Origin: The rarest of the six classes of tea, yellow tea is only produced in China, in the high mountains of Hunan, Zhejiang and Sichuan provinces. Jun Shan, rumored to have been the favorite tea of Chairman Mao, is only grown on the mist-covered mountain of Jun Shan Island, a 1 km wide island that produces a mere 500 kilograms of tea per year. Pickers gather only the bud by breaking it from its stem with a twist. It takes 60,000 of these carefully harvested buds to yield just one kilogram of Jun Shan Yin Zhen. Because its production is difficult and time-intensive, yellow tea has primarily been consumed by locals. As the demand for easier-to-make green tea has increased in the West, many have abandoned the production of yellow tea in favor of green, and knowledge of the yellow tea-making process is being lost in China. Today, there are few tea masters alive with the skills required to make yellow tea.
Steeping tips: Steep one tablespoon (1 teaspoon for bud-only Meng Ding) per 6 oz. of water for 1-3 minutes in water well below boiling (170-180 degrees Fahrenheit). Yellow tea holds up well to multiple infusions, although slightly longer steeping times are recommended for subsequent infusions.
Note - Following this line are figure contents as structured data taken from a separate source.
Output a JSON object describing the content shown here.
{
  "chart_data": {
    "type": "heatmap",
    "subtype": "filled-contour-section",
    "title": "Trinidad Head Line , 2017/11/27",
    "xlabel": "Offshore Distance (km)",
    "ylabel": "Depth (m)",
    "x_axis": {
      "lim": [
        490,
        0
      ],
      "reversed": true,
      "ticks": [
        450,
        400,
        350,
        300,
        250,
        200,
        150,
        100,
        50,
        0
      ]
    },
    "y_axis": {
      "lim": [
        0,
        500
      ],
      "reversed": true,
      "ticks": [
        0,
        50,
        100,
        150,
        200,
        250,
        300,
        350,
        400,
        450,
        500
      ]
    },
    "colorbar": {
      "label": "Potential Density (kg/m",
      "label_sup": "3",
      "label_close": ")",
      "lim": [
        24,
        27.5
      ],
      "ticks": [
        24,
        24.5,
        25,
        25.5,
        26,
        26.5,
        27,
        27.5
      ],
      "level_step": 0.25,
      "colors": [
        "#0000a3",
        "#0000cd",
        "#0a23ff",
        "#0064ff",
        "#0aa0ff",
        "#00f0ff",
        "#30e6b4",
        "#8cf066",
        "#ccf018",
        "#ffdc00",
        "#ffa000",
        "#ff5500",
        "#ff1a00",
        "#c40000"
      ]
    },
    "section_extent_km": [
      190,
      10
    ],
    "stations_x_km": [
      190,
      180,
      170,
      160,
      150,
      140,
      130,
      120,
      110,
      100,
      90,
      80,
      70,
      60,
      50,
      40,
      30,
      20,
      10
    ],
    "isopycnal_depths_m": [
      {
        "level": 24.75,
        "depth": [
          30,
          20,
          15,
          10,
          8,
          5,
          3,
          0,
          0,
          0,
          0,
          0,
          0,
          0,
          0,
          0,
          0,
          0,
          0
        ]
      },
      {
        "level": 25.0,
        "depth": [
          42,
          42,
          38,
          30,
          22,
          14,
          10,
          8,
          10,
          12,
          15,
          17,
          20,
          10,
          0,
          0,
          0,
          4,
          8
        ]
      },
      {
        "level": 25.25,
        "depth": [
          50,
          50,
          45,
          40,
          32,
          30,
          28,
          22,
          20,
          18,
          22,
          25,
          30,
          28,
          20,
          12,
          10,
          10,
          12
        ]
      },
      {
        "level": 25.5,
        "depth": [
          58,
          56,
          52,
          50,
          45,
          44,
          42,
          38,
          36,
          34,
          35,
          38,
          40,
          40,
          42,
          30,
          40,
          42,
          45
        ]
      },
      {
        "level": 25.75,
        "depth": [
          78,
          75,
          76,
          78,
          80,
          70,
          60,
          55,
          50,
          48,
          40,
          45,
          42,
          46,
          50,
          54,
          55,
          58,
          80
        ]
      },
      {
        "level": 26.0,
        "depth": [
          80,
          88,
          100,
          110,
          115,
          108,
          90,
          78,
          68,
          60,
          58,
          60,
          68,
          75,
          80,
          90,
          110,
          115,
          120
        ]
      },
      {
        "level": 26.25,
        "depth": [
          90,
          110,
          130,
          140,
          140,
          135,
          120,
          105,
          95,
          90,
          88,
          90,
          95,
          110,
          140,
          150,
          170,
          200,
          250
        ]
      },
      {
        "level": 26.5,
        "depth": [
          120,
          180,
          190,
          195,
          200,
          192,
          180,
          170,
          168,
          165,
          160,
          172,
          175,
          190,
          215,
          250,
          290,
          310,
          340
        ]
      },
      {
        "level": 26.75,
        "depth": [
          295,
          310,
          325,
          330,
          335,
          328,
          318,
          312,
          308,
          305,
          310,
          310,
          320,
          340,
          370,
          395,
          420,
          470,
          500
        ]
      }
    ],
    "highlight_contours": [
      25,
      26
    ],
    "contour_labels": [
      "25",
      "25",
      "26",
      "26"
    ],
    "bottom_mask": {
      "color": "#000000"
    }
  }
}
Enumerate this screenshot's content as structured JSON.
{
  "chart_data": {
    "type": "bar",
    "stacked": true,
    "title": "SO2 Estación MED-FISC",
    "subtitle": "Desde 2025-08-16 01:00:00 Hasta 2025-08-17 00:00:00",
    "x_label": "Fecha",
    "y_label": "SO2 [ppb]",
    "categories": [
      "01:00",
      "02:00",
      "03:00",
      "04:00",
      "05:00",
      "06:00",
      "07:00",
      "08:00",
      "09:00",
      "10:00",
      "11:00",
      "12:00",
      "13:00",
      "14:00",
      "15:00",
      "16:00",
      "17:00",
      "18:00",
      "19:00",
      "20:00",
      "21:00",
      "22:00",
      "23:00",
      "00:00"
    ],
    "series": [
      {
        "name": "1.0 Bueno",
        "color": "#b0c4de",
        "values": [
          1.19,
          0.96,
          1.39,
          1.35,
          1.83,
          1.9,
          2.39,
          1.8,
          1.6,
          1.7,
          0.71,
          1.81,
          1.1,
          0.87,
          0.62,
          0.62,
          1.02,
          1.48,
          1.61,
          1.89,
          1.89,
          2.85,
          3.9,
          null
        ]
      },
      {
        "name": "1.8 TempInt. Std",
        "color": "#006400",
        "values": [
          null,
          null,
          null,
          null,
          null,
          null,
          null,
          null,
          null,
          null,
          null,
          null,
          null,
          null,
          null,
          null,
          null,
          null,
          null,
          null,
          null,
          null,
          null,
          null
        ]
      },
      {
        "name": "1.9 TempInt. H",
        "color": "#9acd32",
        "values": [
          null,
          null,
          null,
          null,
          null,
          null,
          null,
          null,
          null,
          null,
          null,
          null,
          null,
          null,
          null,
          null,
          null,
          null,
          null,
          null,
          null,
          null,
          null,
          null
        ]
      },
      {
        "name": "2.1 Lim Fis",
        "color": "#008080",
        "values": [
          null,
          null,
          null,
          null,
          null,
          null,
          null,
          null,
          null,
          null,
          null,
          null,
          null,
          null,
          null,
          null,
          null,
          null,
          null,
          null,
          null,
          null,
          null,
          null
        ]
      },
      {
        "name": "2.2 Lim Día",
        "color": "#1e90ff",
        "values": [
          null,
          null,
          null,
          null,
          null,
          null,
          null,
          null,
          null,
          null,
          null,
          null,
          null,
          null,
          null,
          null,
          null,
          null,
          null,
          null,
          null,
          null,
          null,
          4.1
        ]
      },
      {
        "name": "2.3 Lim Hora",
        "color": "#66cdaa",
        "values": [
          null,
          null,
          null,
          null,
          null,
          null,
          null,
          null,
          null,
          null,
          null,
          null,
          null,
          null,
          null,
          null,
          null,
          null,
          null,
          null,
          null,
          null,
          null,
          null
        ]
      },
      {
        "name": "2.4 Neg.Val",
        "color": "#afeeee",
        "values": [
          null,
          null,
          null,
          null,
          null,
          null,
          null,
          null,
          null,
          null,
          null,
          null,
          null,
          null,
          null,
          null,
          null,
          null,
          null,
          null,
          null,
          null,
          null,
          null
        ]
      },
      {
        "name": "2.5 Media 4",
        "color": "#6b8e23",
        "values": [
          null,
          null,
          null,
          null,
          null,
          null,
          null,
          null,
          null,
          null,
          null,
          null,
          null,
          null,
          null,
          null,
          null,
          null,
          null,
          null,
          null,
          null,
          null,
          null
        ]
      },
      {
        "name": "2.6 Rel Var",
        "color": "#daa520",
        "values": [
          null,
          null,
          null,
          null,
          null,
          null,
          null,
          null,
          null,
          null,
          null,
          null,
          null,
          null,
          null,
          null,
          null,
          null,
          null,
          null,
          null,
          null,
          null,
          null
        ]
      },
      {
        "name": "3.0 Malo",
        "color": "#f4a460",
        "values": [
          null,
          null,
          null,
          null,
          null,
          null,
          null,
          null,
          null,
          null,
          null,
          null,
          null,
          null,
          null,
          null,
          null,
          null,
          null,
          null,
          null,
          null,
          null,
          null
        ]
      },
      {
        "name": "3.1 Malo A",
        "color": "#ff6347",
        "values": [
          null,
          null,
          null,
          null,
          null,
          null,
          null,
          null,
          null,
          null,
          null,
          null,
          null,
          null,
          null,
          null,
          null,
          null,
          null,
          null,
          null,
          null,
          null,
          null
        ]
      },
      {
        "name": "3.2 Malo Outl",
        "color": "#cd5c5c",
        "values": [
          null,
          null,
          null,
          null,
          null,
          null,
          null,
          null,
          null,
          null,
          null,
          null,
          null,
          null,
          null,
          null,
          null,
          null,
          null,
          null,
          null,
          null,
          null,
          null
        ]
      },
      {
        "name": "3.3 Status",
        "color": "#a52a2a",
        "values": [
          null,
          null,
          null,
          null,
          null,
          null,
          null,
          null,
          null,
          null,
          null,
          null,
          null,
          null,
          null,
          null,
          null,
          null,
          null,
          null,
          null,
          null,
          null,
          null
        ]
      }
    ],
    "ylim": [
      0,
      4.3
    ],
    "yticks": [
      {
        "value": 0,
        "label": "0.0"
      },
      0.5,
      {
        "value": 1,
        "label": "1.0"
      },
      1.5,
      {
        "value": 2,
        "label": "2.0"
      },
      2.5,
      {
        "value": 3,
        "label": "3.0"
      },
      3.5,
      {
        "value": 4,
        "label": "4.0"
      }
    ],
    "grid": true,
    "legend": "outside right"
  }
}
Teaware: Any teaware will work, but steeping in glassware highlights the beauty of the yellow tea leaves as they unfurl.
Taste: Considered a mature tea, yellow tea is smooth and aromatic with a sweet, clean, bright, floral taste and a medium body.
Health Benefits: While the health benefits of yellow tea have not been as extensively studied as those of other teas, many believe yellow tea to be richer in antioxidants than green tea, as the buds are picked earlier in the year. Therefore, while yellow tea is believed to have similar benefits to green tea such as preventing cancer and lowering cholesterol, it may be more effective than other teas in preventing liver damage. Yellow tea is popular among those who want the health benefits of green tea but dislike its “grassy” taste.